Bright spots in Asian stocks can be found amid trade war gloom
Tai Hui says the fundamentals apply, particularly at a time of trade frictions and market turbulence: investors should stick to a diversified portfolio and seek out good companies and growing industries. Sound investment opportunities can still be found
Investors who feel like they are on a roller coaster could be forgiven for freezing in place, but trade worries don’t completely overshadow what is still a broad basket of interesting investment opportunities across Asia equities.
Indeed, most of the sharp corrections of the past few weeks and months are largely attributable to external influences – rising US interest rates, a stronger US dollar and protectionism threatening trade growth – while domestic fundamentals remain strong and have demonstrated more resilience than during the 2013 “taper tantrum”.

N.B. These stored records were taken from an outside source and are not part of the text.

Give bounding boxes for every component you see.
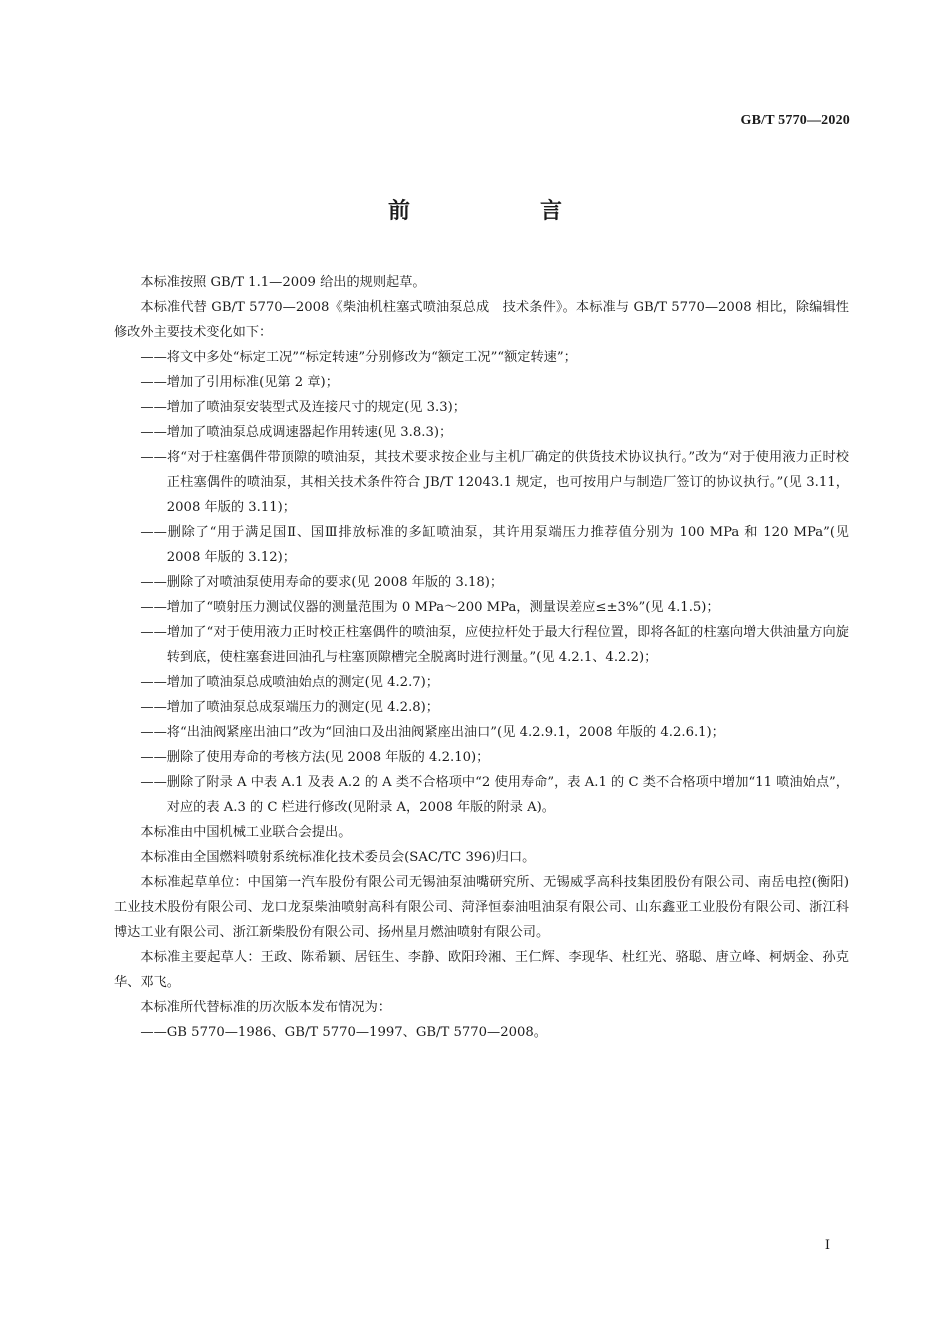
- document-body: [114, 270, 849, 1045]
- list-item: ——增加了喷油泵总成调速器起作用转速(见 3.8.3)；: [140, 425, 453, 440]
- paragraph-proposer: 本标准由中国机械工业联合会提出。: [140, 825, 352, 840]
- list-item: ——将“对于柱塞偶件带顶隙的喷油泵，其技术要求按企业与主机厂确定的供货技术协议执行。”改为“对于使用液力正时校正柱塞偶件的喷油泵，其相关技术条件符合 JB/T 12043.1 规定，也可按用户与制造厂签订的协议执行。”(见 3.11，2008 年版的 3.11)；: [140, 450, 849, 515]
- page-title: 前 言: [387, 199, 616, 224]
- paragraph-drafting-rule: 本标准按照 GB/T 1.1—2009 给出的规则起草。: [140, 275, 426, 290]
- paragraph-drafters: 本标准主要起草人：王政、陈希颖、居钰生、李静、欧阳玲湘、王仁辉、李现华、杜红光、骆聪、唐立峰、柯炳金、孙克华、邓飞。: [114, 950, 849, 990]
- changes-list: [114, 345, 849, 820]
- paragraph-history-intro: 本标准所代替标准的历次版本发布情况为：: [140, 1000, 391, 1015]
- list-item: ——增加了“对于使用液力正时校正柱塞偶件的喷油泵，应使拉杆处于最大行程位置，即将各缸的柱塞向增大供油量方向旋转到底，使柱塞套进回油孔与柱塞顶隙槽完全脱离时进行测量。”(见 4.2.1、4.2.2)；: [140, 625, 849, 665]
- list-item: ——删除了使用寿命的考核方法(见 2008 年版的 4.2.10)；: [140, 750, 490, 765]
- list-item: ——增加了引用标准(见第 2 章)；: [140, 375, 339, 390]
- list-item: ——增加了喷油泵安装型式及连接尺寸的规定(见 3.3)；: [140, 400, 466, 415]
- list-item: ——增加了喷油泵总成喷油始点的测定(见 4.2.7)；: [140, 675, 439, 690]
- list-item: ——删除了“用于满足国Ⅱ、国Ⅲ排放标准的多缸喷油泵，其许用泵端压力推荐值分别为 100 MPa 和 120 MPa”(见 2008 年版的 3.12)；: [140, 525, 849, 565]
- list-item: ——将“出油阀紧座出油口”改为“回油口及出油阀紧座出油口”(见 4.2.9.1，2008 年版的 4.2.6.1)；: [140, 725, 725, 740]
- paragraph-replacement: 本标准代替 GB/T 5770—2008《柴油机柱塞式喷油泵总成 技术条件》。本标准与 GB/T 5770—2008 相比，除编辑性修改外主要技术变化如下：: [114, 300, 849, 340]
- list-item: ——增加了喷油泵总成泵端压力的测定(见 4.2.8)；: [140, 700, 439, 715]
- list-item: ——删除了附录 A 中表 A.1 及表 A.2 的 A 类不合格项中“2 使用寿命”，表 A.1 的 C 类不合格项中增加“11 喷油始点”，对应的表 A.3 的 C 栏进行修改(见附录 A，2008 年版的附录 A)。: [140, 775, 849, 815]
- list-item: ——增加了“喷射压力测试仪器的测量范围为 0 MPa～200 MPa，测量误差应≤±3%”(见 4.1.5)；: [140, 600, 720, 615]
- list-item: ——删除了对喷油泵使用寿命的要求(见 2008 年版的 3.18)；: [140, 575, 504, 590]
- list-item: ——将文中多处“标定工况”“标定转速”分别修改为“额定工况”“额定转速”；: [140, 350, 577, 365]
- history-item: ——GB 5770—1986、GB/T 5770—1997、GB/T 5770—2008。: [140, 1025, 547, 1040]
- paragraph-drafting-units: 本标准起草单位：中国第一汽车股份有限公司无锡油泵油嘴研究所、无锡威孚高科技集团股份有限公司、南岳电控(衡阳)工业技术股份有限公司、龙口龙泵柴油喷射高科有限公司、菏泽恒泰油咀油泵有限公司、山东鑫亚工业股份有限公司、浙江科博达工业有限公司、浙江新柴股份有限公司、扬州星月燃油喷射有限公司。: [114, 875, 849, 940]
- page-number: I: [824, 1238, 830, 1253]
- paragraph-committee: 本标准由全国燃料喷射系统标准化技术委员会(SAC/TC 396)归口。: [140, 850, 536, 865]
- standard-code: GB/T 5770—2020: [740, 113, 850, 128]
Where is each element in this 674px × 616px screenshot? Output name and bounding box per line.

For example, despite the heavy correction in the Chinese equity index in the past three months, China’s health care and consumer sectors have outperformed the benchmark. This reflects the growing middle class in China wanting better medical coverage and a higher standard of living.
The latest market angst notwithstanding, interesting and potentially overlooked long-term investment themes in China equities also include software, China’s younger generation, and changes in consumption patterns.

China’s software spending is growing faster than its gross domestic product, on the private and public side. This has been driven by the macro environment as well as the impact of cloud software lowering capital expenditure significantly.